The Binghams have become known for their reclaimed lumber — siding and beams taken from old barns, dragged up from rivers, or salvaged from historic buildings. Their siding can be seen in Life is Good stores and at the local Starbuck's coffee shop, and their paneling was featured on "This Old House." Their custom furniture, made from the recycled timbers, has also drawn national attention.The fire, which was devastating, has led to some important changes, Bingham said. An extensive fire suppression system has been installed in the new building and will be expanded to some of the other buildings on the property. There is also a new alarm system.
The new building has also allowed the company to merge their warehouse with the showroom so that customers can work with designers to choose their flooring, paneling or furniture and then step through a door and be in the drive-through warehouse and actually pick the boards they want to use.
"It gives people a real sense of what they're buying," Bingham said.
Separating the showroom from the warehouse is a wall of windows, taken from an old factory in Virginia, and on the second floor of the building, each of the administrative offices is decorated with different samples of the wood sold at Bingham.
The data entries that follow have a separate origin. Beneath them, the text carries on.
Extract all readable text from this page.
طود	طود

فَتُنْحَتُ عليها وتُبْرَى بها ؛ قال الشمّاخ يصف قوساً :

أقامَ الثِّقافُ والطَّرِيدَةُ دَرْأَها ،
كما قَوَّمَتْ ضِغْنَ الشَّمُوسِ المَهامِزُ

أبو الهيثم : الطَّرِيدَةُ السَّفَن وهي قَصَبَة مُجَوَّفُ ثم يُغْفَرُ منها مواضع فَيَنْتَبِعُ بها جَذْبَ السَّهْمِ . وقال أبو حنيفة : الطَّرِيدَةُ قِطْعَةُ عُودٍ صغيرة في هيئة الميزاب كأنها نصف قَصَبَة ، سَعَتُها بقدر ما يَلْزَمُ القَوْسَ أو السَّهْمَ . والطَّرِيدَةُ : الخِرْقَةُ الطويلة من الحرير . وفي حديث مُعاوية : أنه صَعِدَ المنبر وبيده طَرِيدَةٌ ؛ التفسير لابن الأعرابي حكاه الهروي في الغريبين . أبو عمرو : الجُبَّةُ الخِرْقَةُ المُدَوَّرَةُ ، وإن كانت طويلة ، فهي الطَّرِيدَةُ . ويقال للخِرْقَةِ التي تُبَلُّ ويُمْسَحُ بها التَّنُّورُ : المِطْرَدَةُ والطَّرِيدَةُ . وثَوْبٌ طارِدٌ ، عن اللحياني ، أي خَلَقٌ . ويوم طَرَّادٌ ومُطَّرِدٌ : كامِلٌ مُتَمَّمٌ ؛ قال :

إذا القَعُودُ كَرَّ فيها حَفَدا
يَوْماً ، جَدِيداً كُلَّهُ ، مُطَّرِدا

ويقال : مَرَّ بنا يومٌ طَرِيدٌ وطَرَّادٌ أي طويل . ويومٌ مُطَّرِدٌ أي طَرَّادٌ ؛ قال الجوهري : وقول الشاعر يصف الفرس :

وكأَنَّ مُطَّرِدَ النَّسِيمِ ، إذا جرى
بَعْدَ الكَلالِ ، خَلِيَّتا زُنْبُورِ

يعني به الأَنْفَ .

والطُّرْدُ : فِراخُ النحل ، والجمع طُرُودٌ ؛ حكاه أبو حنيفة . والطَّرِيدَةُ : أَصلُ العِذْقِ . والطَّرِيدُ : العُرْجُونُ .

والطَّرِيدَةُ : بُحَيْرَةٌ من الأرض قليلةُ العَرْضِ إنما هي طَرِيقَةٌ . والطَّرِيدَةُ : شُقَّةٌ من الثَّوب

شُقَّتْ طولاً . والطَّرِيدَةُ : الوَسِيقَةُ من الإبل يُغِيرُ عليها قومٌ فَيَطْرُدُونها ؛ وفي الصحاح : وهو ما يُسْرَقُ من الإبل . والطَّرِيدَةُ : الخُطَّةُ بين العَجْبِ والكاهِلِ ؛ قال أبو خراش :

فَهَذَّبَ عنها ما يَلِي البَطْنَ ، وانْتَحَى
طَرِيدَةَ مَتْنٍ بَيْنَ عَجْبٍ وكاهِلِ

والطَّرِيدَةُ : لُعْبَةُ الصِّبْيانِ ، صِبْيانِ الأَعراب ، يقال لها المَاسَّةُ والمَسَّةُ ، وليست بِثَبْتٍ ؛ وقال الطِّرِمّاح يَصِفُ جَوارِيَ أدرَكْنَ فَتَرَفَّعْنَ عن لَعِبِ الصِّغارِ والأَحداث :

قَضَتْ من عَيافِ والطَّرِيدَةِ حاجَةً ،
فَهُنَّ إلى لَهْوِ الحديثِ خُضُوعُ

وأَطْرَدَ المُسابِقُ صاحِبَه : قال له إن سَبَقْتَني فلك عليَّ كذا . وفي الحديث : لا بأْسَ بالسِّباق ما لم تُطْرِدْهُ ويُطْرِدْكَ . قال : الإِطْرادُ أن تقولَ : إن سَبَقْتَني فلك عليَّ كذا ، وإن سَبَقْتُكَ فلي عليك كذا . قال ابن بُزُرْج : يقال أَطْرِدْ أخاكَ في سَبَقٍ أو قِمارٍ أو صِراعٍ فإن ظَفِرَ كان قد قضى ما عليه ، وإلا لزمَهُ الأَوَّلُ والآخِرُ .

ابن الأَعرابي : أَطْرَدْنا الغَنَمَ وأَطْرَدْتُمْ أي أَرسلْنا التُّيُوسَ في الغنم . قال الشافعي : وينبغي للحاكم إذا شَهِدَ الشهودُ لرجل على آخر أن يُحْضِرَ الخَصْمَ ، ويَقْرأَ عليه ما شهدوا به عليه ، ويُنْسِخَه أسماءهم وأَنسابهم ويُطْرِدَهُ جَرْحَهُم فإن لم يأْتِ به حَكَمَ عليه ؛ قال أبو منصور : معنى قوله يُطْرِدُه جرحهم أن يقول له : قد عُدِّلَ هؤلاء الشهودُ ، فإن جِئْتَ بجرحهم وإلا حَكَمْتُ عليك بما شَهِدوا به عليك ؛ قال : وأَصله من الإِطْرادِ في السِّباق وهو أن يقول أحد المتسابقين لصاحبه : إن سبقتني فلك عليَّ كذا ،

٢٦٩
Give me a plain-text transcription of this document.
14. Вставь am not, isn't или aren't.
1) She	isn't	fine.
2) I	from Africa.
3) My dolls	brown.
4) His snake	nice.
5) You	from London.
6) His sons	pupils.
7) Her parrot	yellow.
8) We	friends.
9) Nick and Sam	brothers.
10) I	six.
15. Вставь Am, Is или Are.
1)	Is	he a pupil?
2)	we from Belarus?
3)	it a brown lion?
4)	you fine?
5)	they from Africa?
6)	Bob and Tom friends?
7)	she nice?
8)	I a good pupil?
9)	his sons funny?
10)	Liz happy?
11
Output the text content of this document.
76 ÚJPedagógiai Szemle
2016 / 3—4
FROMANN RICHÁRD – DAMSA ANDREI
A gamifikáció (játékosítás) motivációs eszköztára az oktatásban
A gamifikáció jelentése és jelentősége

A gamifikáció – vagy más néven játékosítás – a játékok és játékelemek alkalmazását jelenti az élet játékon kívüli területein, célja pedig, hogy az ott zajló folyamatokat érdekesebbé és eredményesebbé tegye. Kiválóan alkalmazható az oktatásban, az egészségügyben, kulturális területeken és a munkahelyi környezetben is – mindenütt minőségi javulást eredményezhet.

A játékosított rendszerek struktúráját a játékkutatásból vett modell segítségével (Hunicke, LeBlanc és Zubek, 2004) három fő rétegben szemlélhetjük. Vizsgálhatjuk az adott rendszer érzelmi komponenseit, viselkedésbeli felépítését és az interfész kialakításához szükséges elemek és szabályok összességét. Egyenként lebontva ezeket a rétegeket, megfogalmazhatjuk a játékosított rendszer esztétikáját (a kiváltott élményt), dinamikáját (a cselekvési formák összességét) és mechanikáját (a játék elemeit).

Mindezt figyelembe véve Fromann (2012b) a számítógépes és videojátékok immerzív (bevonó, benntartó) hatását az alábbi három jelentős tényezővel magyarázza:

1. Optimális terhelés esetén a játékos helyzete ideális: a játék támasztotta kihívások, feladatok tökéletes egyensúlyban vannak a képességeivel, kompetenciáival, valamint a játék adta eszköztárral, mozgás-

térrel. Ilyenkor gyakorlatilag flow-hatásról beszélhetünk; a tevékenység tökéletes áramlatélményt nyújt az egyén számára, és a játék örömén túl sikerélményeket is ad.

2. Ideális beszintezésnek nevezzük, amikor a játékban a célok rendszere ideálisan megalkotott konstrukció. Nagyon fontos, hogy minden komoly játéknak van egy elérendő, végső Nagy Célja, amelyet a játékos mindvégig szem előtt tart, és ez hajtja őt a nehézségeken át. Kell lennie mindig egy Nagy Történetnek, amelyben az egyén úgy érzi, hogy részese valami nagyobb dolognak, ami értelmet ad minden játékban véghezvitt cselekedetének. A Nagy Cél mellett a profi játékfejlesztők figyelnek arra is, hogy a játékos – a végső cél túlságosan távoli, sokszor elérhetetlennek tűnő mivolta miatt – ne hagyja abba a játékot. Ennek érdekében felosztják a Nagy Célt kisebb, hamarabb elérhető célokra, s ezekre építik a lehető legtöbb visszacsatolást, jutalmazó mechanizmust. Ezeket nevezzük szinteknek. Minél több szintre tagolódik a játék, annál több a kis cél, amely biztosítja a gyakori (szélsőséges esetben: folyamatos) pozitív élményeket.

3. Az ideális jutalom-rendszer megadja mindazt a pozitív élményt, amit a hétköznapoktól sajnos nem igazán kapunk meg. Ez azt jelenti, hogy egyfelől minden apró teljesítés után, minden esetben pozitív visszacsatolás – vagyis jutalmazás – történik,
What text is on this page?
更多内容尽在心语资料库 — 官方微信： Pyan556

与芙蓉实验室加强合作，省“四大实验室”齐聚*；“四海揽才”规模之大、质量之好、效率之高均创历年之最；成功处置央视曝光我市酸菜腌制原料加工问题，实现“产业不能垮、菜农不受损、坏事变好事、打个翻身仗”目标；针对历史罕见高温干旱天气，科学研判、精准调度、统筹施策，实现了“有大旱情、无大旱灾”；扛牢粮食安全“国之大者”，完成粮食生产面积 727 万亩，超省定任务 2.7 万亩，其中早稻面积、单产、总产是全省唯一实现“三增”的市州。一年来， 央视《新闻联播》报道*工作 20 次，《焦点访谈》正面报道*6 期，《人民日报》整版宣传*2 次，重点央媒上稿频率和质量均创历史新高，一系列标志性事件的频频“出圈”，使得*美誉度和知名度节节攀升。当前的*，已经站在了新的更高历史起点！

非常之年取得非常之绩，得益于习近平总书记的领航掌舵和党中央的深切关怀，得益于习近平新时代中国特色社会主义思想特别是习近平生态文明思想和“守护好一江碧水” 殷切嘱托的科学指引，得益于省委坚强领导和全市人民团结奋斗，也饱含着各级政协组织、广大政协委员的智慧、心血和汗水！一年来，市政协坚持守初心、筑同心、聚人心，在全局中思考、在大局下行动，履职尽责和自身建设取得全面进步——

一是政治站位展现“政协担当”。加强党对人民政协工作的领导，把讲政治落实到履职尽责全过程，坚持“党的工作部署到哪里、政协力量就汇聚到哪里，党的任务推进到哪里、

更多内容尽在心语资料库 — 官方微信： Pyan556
And the main part of the showroom is a replica of an old barn that appears to be in the process of being disassembled, giving people a sense of where the product came from. On the floors and walls are different types of wood, and samples showing the different milling and finishing techniques that can be used to create unique looks.
Bingham said the project has cost more than $2 million, and while there's still work to be done, the new building is technically open.
"We've been selling wood out of here for a few weeks, but it will be another month or so before we're totally finished. We'll have an open house in September," he said.